Par Luc Alexis Leuthold

En cette fin de semaine et ce samedi, il est particulier pour moi, de service de prédication pour ce dimanche 15 mars, de m’adresser à vous de la sorte, à distance. Je m’imagine dans notre église, serrant des mains ou échangeant des bises à l’entrée, m’adressant à vous depuis la chaire… et pense à cette impossibilité, à plusieurs d’entre vous actuellement à l’hôpital, confinés à la maison, ou encore d’autres avec un rythme de vie simplement chamboulé. Qui d’entre nous aurait imaginé il y a quelques mois que nous soyons interdits de culte ? Il est bon de se rappeler que nous priions et remerciions régulièrement pour cette liberté de culte, et pensant notamment à nos frères et sœurs persécutés. Sans comparaison avec leurs situations, nous nous sentons maintenant peut-être un peu plus solidaires d’eux, en vivant concrètement cette impossibilité de se rencontrer, certes pour d’autres raisons, passagères.

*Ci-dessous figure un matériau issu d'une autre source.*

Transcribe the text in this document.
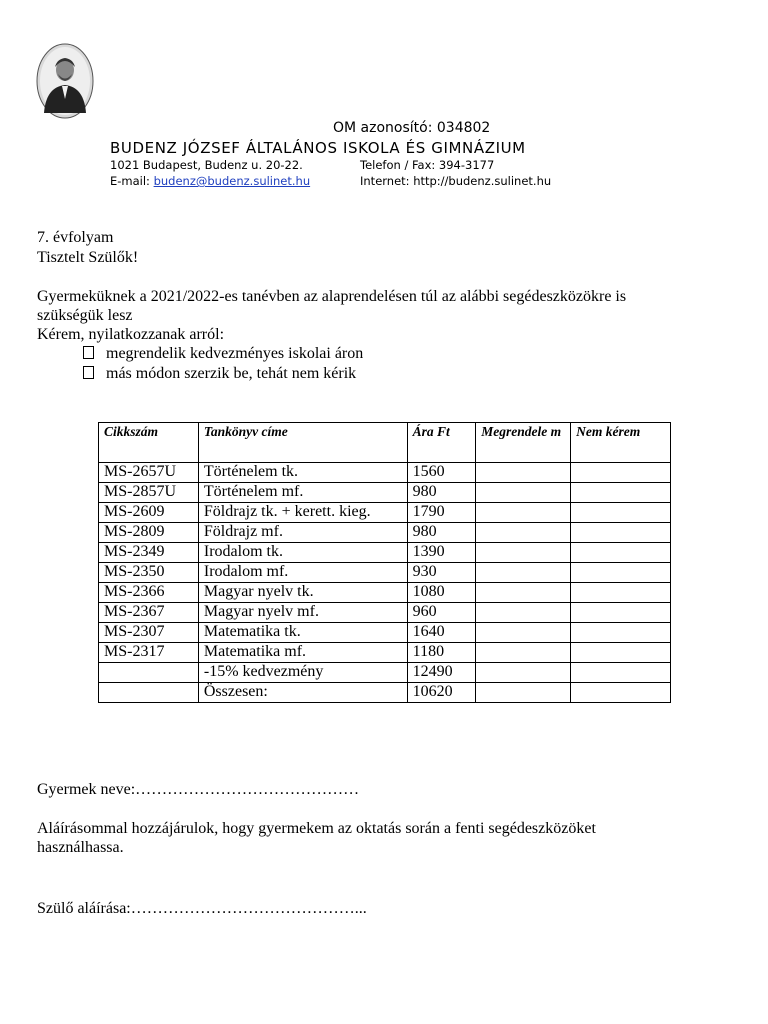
OM azonosító: 034802
BUDENZ JÓZSEF ÁLTALÁNOS ISKOLA ÉS GIMNÁZIUM
1021 Budapest, Budenz u. 20-22.	Telefon / Fax: 394-3177
E-mail: budenz@budenz.sulinet.hu	Internet: http://budenz.sulinet.hu
7. évfolyam
Tisztelt Szülők!
Gyermeküknek a 2021/2022-es tanévben az alaprendelésen túl az alábbi segédeszközökre is
szükségük lesz
Kérem, nyilatkozzanak arról:
megrendelik kedvezményes iskolai áron
más módon szerzik be, tehát nem kérik
Cikkszám	Tankönyv címe	Ára Ft	Megrendele m	Nem kérem
MS-2657U	Történelem tk.	1560		
MS-2857U	Történelem mf.	980		
MS-2609	Földrajz tk. + kerett. kieg.	1790		
MS-2809	Földrajz mf.	980		
MS-2349	Irodalom tk.	1390		
MS-2350	Irodalom mf.	930		
MS-2366	Magyar nyelv tk.	1080		
MS-2367	Magyar nyelv mf.	960		
MS-2307	Matematika tk.	1640		
MS-2317	Matematika mf.	1180		
	-15% kedvezmény	12490		
	Összesen:	10620		
Gyermek neve:……………………………………
Aláírásommal hozzájárulok, hogy gyermekem az oktatás során a fenti segédeszközöket
használhassa.
Szülő aláírása:……………………………………...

Pour ces quelques lignes, j’ai pensé naturellement au thème de la peur, ne désirant pas occulter, comme si de rien n’était, ce temps plus troublé et différent que d’habitude. Mais, en m’inspirant du titre d’un livre paru récemment[1], entre minimisation et surenchère de la peur, l’équilibre est délicat : il ne faut pas minimiser la situation sanitaire et son impact notamment sur les personnes plus âgées, mais non plus pas être dans la surenchère qui manipule, enferme, paralyse ou crée de la violence. Car le problème de la peur, c’est qu’elle conduit bien des fois à des violences, comme l’explique un historien de la santé, spécialiste des épidémies, dans un article récent[2]. La peur est également un virus qu’il s’agit de stopper, avec des effets à larges échelles extrêmement rapides, comme l’a montrée la dégringolade historique des bourses mondiales cette semaine.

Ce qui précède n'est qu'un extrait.